Micheál Martin is expected to meet some of the main parties at Stormont on Wednesday during a visit to Belfast.
It will be the tánaiste’s (Irish deputy prime minister’s) first trip since last month’s local government elections.
Sinn Féin is now the largest party in local government and the assembly for the first time.
Stormont’s power-sharing executive collapsed last year as part of the Democratic Unionist Party (DUP) protest against post-Brexit trading rules.
The party has also blocked the functioning of the Northern Ireland Assembly.
They were speaking after meeting the head of the civil service to discuss the ongoing governance gap.
Mr Martin commented that it was “significant” that the main political parties were talking about additional funding being required if power-sharing is restored.
Sinn Féin vice-president Michelle O’Neill is still in the US so the party is expected to be represented at the talks by Conor Murphy.
Ms O’Neill travelled to Washington on Monday to meet senior US officials and members of Congress to discuss the political situation in Northern Ireland following the outcome of the council elections.
The party won 144 council seats at the poll – a rise of 39 on its 2019 showing.
However Ms O’Neill has yet to take up the position as first minister due to the ongoing boycott by the DUP.
With the election results still being digested and no sign of Stormont returning, Micheál Martin and the parties have much to discuss.
But the cast list is more threadbare than he would have wanted.
Sinn Féin’s Michelle O’Neill is on a visit to the US, while DUP leader Sir Jeffrey Donaldson and SDLP leader Colum Eastwood are both in London.
Sinn Féin will send Conor Murphy instead.
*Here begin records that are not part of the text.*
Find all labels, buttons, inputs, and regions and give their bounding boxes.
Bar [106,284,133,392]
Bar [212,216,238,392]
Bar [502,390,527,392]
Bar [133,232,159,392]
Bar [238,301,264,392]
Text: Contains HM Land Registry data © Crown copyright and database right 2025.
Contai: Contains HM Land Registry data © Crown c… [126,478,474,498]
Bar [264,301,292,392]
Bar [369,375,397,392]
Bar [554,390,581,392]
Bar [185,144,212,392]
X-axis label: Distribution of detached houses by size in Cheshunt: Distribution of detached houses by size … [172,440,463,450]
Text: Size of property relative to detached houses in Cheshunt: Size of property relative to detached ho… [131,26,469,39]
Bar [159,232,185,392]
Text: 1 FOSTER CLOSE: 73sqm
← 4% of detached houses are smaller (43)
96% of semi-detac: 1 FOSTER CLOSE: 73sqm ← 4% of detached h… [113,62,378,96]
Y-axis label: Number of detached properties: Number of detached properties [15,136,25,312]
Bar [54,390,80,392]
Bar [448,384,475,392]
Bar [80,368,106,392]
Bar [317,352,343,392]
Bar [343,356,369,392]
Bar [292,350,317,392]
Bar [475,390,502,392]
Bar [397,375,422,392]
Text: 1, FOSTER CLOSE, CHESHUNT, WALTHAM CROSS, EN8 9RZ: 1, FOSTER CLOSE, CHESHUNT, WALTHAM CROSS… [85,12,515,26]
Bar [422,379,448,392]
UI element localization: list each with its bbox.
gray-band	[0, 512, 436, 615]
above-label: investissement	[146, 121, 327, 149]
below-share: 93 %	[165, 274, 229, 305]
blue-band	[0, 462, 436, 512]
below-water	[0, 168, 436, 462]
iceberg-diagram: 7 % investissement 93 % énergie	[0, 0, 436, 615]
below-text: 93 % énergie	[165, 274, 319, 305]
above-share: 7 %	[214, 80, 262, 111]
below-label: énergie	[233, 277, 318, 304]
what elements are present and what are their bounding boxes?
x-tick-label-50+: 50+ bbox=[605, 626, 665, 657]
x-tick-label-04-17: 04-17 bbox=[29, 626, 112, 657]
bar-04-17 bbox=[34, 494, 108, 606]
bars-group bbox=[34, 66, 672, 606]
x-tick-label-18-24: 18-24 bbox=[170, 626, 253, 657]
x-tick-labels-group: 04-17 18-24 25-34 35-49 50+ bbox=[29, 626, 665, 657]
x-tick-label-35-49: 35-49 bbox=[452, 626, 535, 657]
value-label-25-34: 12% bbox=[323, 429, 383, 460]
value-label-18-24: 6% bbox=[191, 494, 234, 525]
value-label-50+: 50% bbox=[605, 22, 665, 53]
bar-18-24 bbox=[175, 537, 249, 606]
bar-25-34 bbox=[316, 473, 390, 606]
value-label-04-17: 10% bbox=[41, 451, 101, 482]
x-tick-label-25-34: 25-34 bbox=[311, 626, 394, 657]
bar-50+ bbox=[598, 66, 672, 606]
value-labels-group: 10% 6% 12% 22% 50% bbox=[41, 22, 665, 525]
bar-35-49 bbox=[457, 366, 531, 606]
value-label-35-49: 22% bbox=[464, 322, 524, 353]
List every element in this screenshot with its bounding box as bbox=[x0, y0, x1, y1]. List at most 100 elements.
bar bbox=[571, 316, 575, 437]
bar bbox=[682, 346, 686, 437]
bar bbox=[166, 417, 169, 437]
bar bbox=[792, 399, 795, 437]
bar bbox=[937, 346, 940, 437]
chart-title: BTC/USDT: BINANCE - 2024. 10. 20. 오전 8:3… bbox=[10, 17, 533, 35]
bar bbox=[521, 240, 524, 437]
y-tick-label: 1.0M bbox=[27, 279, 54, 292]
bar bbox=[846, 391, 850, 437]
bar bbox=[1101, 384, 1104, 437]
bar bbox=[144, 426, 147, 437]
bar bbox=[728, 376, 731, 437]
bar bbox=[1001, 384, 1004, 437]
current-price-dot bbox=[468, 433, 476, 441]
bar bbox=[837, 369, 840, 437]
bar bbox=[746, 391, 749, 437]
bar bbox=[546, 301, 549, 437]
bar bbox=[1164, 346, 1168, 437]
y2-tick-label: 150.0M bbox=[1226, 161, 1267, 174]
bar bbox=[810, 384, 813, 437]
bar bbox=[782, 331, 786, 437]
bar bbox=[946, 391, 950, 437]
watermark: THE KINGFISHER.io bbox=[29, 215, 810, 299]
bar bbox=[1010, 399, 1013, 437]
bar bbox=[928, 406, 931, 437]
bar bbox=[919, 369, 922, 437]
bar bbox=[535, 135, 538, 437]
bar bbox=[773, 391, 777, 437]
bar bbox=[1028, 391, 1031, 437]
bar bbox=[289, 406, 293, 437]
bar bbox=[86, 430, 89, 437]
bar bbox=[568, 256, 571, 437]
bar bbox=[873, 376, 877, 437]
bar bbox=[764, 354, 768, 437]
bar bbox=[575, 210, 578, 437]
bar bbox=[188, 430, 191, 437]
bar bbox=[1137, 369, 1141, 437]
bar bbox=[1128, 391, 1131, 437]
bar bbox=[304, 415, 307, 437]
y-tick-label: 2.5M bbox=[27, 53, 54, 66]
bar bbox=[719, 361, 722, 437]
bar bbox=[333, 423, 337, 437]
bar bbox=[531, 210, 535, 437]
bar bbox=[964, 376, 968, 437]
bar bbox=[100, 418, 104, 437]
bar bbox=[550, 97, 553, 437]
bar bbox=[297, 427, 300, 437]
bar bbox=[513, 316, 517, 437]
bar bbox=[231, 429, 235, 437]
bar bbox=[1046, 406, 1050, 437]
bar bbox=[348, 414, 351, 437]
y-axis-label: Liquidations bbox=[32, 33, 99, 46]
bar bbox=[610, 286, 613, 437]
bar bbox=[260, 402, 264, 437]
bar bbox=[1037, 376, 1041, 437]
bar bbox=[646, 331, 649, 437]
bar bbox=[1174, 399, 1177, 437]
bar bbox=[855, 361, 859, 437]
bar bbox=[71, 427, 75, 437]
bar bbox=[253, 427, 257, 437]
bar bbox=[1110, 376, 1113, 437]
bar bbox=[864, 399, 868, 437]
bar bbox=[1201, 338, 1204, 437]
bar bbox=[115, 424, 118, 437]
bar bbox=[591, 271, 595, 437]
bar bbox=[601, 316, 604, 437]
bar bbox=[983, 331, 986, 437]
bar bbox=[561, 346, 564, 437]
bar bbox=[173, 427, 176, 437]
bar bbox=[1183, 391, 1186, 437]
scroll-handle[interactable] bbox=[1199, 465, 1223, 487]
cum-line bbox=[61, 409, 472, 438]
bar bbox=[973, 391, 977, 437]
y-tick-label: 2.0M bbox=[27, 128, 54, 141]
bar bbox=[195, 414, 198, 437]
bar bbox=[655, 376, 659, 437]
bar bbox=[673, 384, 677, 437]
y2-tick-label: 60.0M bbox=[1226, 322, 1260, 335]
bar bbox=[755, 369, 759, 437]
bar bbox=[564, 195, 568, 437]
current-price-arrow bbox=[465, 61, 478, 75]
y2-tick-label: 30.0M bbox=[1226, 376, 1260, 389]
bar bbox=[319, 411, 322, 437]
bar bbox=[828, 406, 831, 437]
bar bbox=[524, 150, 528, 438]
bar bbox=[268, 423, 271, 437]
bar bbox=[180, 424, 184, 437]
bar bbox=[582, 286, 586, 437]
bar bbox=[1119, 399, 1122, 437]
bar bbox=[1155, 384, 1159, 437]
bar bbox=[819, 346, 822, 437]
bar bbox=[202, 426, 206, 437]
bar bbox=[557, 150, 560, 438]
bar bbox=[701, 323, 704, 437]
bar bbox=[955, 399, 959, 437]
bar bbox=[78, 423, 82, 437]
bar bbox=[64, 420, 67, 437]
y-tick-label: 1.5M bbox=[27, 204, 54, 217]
Mr Eastwood will talk to the tánaiste by phone. The DUP says Sir Jeffrey may do so too.
That means that only three of the five main Stormont parties will attend in person.
‘People deserve an executive’
Speaking ahead of the visit, Mr Martin said he hoped to engage with all the parties and his message would be that the people of Northern Ireland deserved devolved government.
“I’ve been a consistent believer that when people vote in an election they deserve to have their public representatives representing them in a parliament, in an assembly in this case,” he told a media at the Bloom Festival in Dublin.
“Secondly, I think the Windsor Agreement did address very, very comprehensively many of the issues that the DUP and the UUP and others had raised in respect of the free movement of goods from Great Britain into Northern Ireland and tremendous progress was made on that.
“I will be listening as well to hear different perspectives and our objective is, with the British Government and with all of the parties, ultimately is to get the assembly and the executive restored.”
Wednesday’s meeting comes as UK Prime Minister Rishi Sunak prepares travels to Washington for trade talks with US President Joe Biden.
The White House said the pair would also discuss the situation in Northern Ireland.
Also on Wednesday, Stormont parties are expected to hold another of their now regular meetings with the head of the civil service Jayne Brady. where governance and fiscal gaps are expected to once again lead the agenda.